Однако есть в спектакле человек, в жизни которого страсть спорит с разумом и подвергает его пытке. Это, разумеется, Анжело. Брюс Майерс наделяет своего героя внешней импозантностью и внутренней значительностью. Его Анжело— это вовсе не ничтожество, дорвавшееся до власти и в лихорадочной спешке пожинающее ее первые плоды. Перед нами человек, по праву облеченный властью и с достоинством несущий ее бремя. Но никогда не знал он "жара чувств сердечных", никогда "в собственное сердце не стучался". Анжело воплощает безличие закона: он произносит слова ровно, будто читает приговор, унижает окружающих холодной неподвижностью взгляда. Перед нами бездушная машина для свершения правосудия, случайно принявшая облик человека.

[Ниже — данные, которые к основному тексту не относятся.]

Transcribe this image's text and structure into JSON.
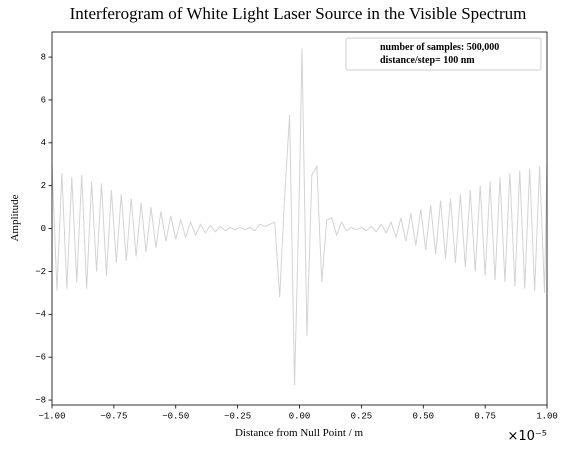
{
  "chart_data": {
    "type": "line",
    "title": "Interferogram of White Light Laser Source in the Visible Spectrum",
    "xlabel": "Distance from Null Point / m",
    "ylabel": "Amplitude",
    "x_offset_label": "×10⁻⁵",
    "legend_text": [
      "number of samples: 500,000",
      "distance/step= 100 nm"
    ],
    "x": [
      -1e-05,
      -9.8e-06,
      -9.6e-06,
      -9.4e-06,
      -9.2e-06,
      -9e-06,
      -8.8e-06,
      -8.6e-06,
      -8.4e-06,
      -8.2e-06,
      -8e-06,
      -7.8e-06,
      -7.6e-06,
      -7.4e-06,
      -7.2e-06,
      -7e-06,
      -6.8e-06,
      -6.6e-06,
      -6.4e-06,
      -6.2e-06,
      -6e-06,
      -5.8e-06,
      -5.6e-06,
      -5.4e-06,
      -5.2e-06,
      -5e-06,
      -4.8e-06,
      -4.6e-06,
      -4.4e-06,
      -4.2e-06,
      -4e-06,
      -3.8e-06,
      -3.6e-06,
      -3.4e-06,
      -3.2e-06,
      -3e-06,
      -2.8e-06,
      -2.6e-06,
      -2.4e-06,
      -2.2e-06,
      -2e-06,
      -1.8e-06,
      -1.6e-06,
      -1.4e-06,
      -1.2e-06,
      -1e-06,
      -8e-07,
      -6e-07,
      -4e-07,
      -2e-07,
      0,
      1e-07,
      3e-07,
      5e-07,
      7e-07,
      9e-07,
      1.1e-06,
      1.3e-06,
      1.5e-06,
      1.7e-06,
      1.9e-06,
      2.1e-06,
      2.3e-06,
      2.5e-06,
      2.7e-06,
      2.9e-06,
      3.1e-06,
      3.3e-06,
      3.5e-06,
      3.7e-06,
      3.9e-06,
      4.1e-06,
      4.3e-06,
      4.5e-06,
      4.7e-06,
      4.9e-06,
      5.1e-06,
      5.3e-06,
      5.5e-06,
      5.7e-06,
      5.9e-06,
      6.1e-06,
      6.3e-06,
      6.5e-06,
      6.7e-06,
      6.9e-06,
      7.1e-06,
      7.3e-06,
      7.5e-06,
      7.7e-06,
      7.9e-06,
      8.1e-06,
      8.3e-06,
      8.5e-06,
      8.7e-06,
      8.9e-06,
      9.1e-06,
      9.3e-06,
      9.5e-06,
      9.7e-06,
      9.9e-06,
      1e-05
    ],
    "series": [
      {
        "color": "#d3d3d3",
        "values": [
          3.0,
          -2.9,
          2.6,
          -2.8,
          2.4,
          -2.5,
          2.5,
          -2.8,
          2.2,
          -2.0,
          2.1,
          -2.2,
          1.8,
          -1.6,
          1.6,
          -1.5,
          1.4,
          -1.3,
          1.2,
          -1.1,
          1.0,
          -0.9,
          0.8,
          -0.6,
          0.6,
          -0.5,
          0.4,
          -0.4,
          0.3,
          -0.3,
          0.2,
          -0.2,
          0.15,
          -0.15,
          0.1,
          -0.1,
          0.05,
          -0.05,
          0.05,
          -0.05,
          0.05,
          -0.1,
          0.2,
          0.1,
          0.2,
          0.3,
          -3.2,
          1.5,
          5.3,
          -7.3,
          2.0,
          8.4,
          -5.0,
          2.5,
          2.9,
          -2.5,
          0.4,
          0.5,
          -0.3,
          0.3,
          -0.1,
          0.05,
          -0.05,
          0.05,
          -0.1,
          0.1,
          -0.15,
          0.2,
          -0.2,
          0.3,
          -0.4,
          0.5,
          -0.6,
          0.7,
          -0.8,
          0.9,
          -1.0,
          1.1,
          -1.2,
          1.3,
          -1.4,
          1.4,
          -1.6,
          1.6,
          -1.8,
          1.8,
          -2.0,
          2.0,
          -2.2,
          2.2,
          -2.4,
          2.4,
          -2.5,
          2.6,
          -2.7,
          2.7,
          -2.8,
          2.8,
          -2.9,
          2.9,
          -3.0,
          3.1
        ]
      }
    ],
    "xlim": [
      -1e-05,
      1e-05
    ],
    "xticks": [
      {
        "value": -1e-05,
        "label": "−1.00"
      },
      {
        "value": -7.5e-06,
        "label": "−0.75"
      },
      {
        "value": -5e-06,
        "label": "−0.50"
      },
      {
        "value": -2.5e-06,
        "label": "−0.25"
      },
      {
        "value": 0,
        "label": "0.00"
      },
      {
        "value": 2.5e-06,
        "label": "0.25"
      },
      {
        "value": 5e-06,
        "label": "0.50"
      },
      {
        "value": 7.5e-06,
        "label": "0.75"
      },
      {
        "value": 1e-05,
        "label": "1.00"
      }
    ],
    "ylim": [
      -8.23,
      9.17
    ],
    "yticks": [
      {
        "value": -8,
        "label": "−8"
      },
      {
        "value": -6,
        "label": "−6"
      },
      {
        "value": -4,
        "label": "−4"
      },
      {
        "value": -2,
        "label": "−2"
      },
      0,
      2,
      4,
      6,
      8
    ]
  }
}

И вот состоялась первая встреча с Изабеллой. Анжело садится за стол, как будто привычная поза способна вернуть ему самообладание. Он пытается разобраться в том, что происходит сейчас в его душе. Тяжело ворочаются мысли в мозгу этого человека, привыкшего к готовым формулам закона, тяжело, как бы против воли, падают слова: "Ужели я люблю?" Но лавина чувства ломает одну за другой все препоны разума и, взрываясь в безудержном порыве, Анжело бросается из-за стола, из-за последнего своего укрытия, навстречу Изабелле, навстречу страсти...

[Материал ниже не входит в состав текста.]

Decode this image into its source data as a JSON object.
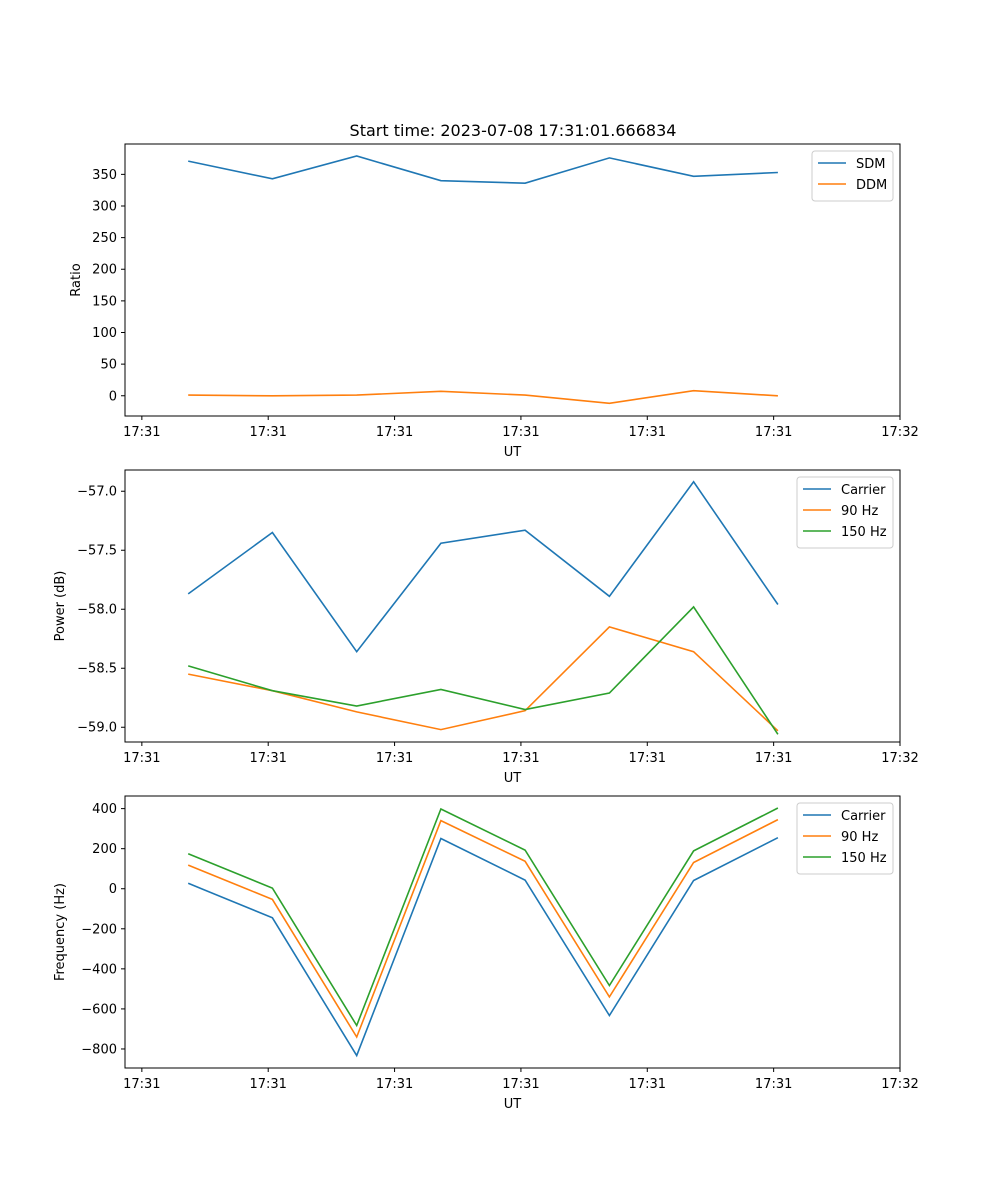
{
  "title": "Start time: 2023-07-08 17:31:01.666834",
  "chart_data": [
    {
      "type": "line",
      "title": "Start time: 2023-07-08 17:31:01.666834",
      "xlabel": "UT",
      "ylabel": "Ratio",
      "x": [
        1,
        2,
        3,
        4,
        5,
        6,
        7,
        8
      ],
      "xlim": [
        0.25,
        9.45
      ],
      "x_ticks": [
        0.45,
        1.95,
        3.45,
        4.95,
        6.45,
        7.95,
        9.45
      ],
      "x_tick_labels": [
        "17:31",
        "17:31",
        "17:31",
        "17:31",
        "17:31",
        "17:31",
        "17:32"
      ],
      "ylim": [
        -32,
        398
      ],
      "y_ticks": [
        0,
        50,
        100,
        150,
        200,
        250,
        300,
        350
      ],
      "y_tick_labels": [
        "0",
        "50",
        "100",
        "150",
        "200",
        "250",
        "300",
        "350"
      ],
      "legend_position": "top-right",
      "series": [
        {
          "name": "SDM",
          "color": "#1f77b4",
          "values": [
            371,
            343,
            379,
            340,
            336,
            376,
            347,
            353
          ]
        },
        {
          "name": "DDM",
          "color": "#ff7f0e",
          "values": [
            1,
            0,
            1,
            7,
            1,
            -12,
            8,
            0
          ]
        }
      ]
    },
    {
      "type": "line",
      "title": "",
      "xlabel": "UT",
      "ylabel": "Power (dB)",
      "x": [
        1,
        2,
        3,
        4,
        5,
        6,
        7,
        8
      ],
      "xlim": [
        0.25,
        9.45
      ],
      "x_ticks": [
        0.45,
        1.95,
        3.45,
        4.95,
        6.45,
        7.95,
        9.45
      ],
      "x_tick_labels": [
        "17:31",
        "17:31",
        "17:31",
        "17:31",
        "17:31",
        "17:31",
        "17:32"
      ],
      "ylim": [
        -59.125,
        -56.82
      ],
      "y_ticks": [
        -59.0,
        -58.5,
        -58.0,
        -57.5,
        -57.0
      ],
      "y_tick_labels": [
        "−59.0",
        "−58.5",
        "−58.0",
        "−57.5",
        "−57.0"
      ],
      "legend_position": "top-right",
      "series": [
        {
          "name": "Carrier",
          "color": "#1f77b4",
          "values": [
            -57.87,
            -57.35,
            -58.36,
            -57.44,
            -57.33,
            -57.89,
            -56.92,
            -57.96
          ]
        },
        {
          "name": "90 Hz",
          "color": "#ff7f0e",
          "values": [
            -58.55,
            -58.69,
            -58.87,
            -59.02,
            -58.86,
            -58.15,
            -58.36,
            -59.03
          ]
        },
        {
          "name": "150 Hz",
          "color": "#2ca02c",
          "values": [
            -58.48,
            -58.69,
            -58.82,
            -58.68,
            -58.85,
            -58.71,
            -57.98,
            -59.06
          ]
        }
      ]
    },
    {
      "type": "line",
      "title": "",
      "xlabel": "UT",
      "ylabel": "Frequency (Hz)",
      "x": [
        1,
        2,
        3,
        4,
        5,
        6,
        7,
        8
      ],
      "xlim": [
        0.25,
        9.45
      ],
      "x_ticks": [
        0.45,
        1.95,
        3.45,
        4.95,
        6.45,
        7.95,
        9.45
      ],
      "x_tick_labels": [
        "17:31",
        "17:31",
        "17:31",
        "17:31",
        "17:31",
        "17:31",
        "17:32"
      ],
      "ylim": [
        -895,
        463
      ],
      "y_ticks": [
        -800,
        -600,
        -400,
        -200,
        0,
        200,
        400
      ],
      "y_tick_labels": [
        "−800",
        "−600",
        "−400",
        "−200",
        "0",
        "200",
        "400"
      ],
      "legend_position": "top-right",
      "series": [
        {
          "name": "Carrier",
          "color": "#1f77b4",
          "values": [
            27,
            -145,
            -833,
            251,
            43,
            -633,
            41,
            255
          ]
        },
        {
          "name": "90 Hz",
          "color": "#ff7f0e",
          "values": [
            118,
            -53,
            -740,
            340,
            137,
            -540,
            131,
            345
          ]
        },
        {
          "name": "150 Hz",
          "color": "#2ca02c",
          "values": [
            175,
            3,
            -683,
            398,
            193,
            -483,
            189,
            403
          ]
        }
      ]
    }
  ]
}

Если говорить об экспериментальной направленности постановки Брука, весьма отчетливо реализовавшейся во многих элементах спектакля, то она, в частности, проявляется в таком вот удивительном умении простым физическим действием, ясно звучащим словом — зримо, весомо, с почти осязаемой материальностью — передать биение человеческого сердца.
А потом — потом приходит финал, и для героев притчи Брука настает "момент истины". Потрясенный и раздавленный Анжело опускается на колени — судья познал, что значит быть приговоренным. И Герцог тихо роняет слова: "За Клавдио — Анжело, смерть за смерть",-они разносятся по всему залу, долетают до самых дальних его рядов. И Изабелла медленно выходит вперед и просит помиловать Анжело... А потом появится Клавдио, живой и невредимый. Анжело простят, и он смешается с другими героями спектакля, такими же, как и он, живыми, во плоти и крови людьми. Словом, "мрачная комедия" Шекспира и спектакль Брука завершаются сказочной удачей. Но почему же актеры не выходят на поклоны, почему они выстраиваются у дальней стены и долго стоят там в молчании? Не потому ли, что сказка кончилась, театральный праздник гасит огни и начинается жизнь, в которую мы, зрители, должны унести с собой светлую и тревожную мысль участников спектакля о том, какой должна быть жизнь и какой она не должна быть?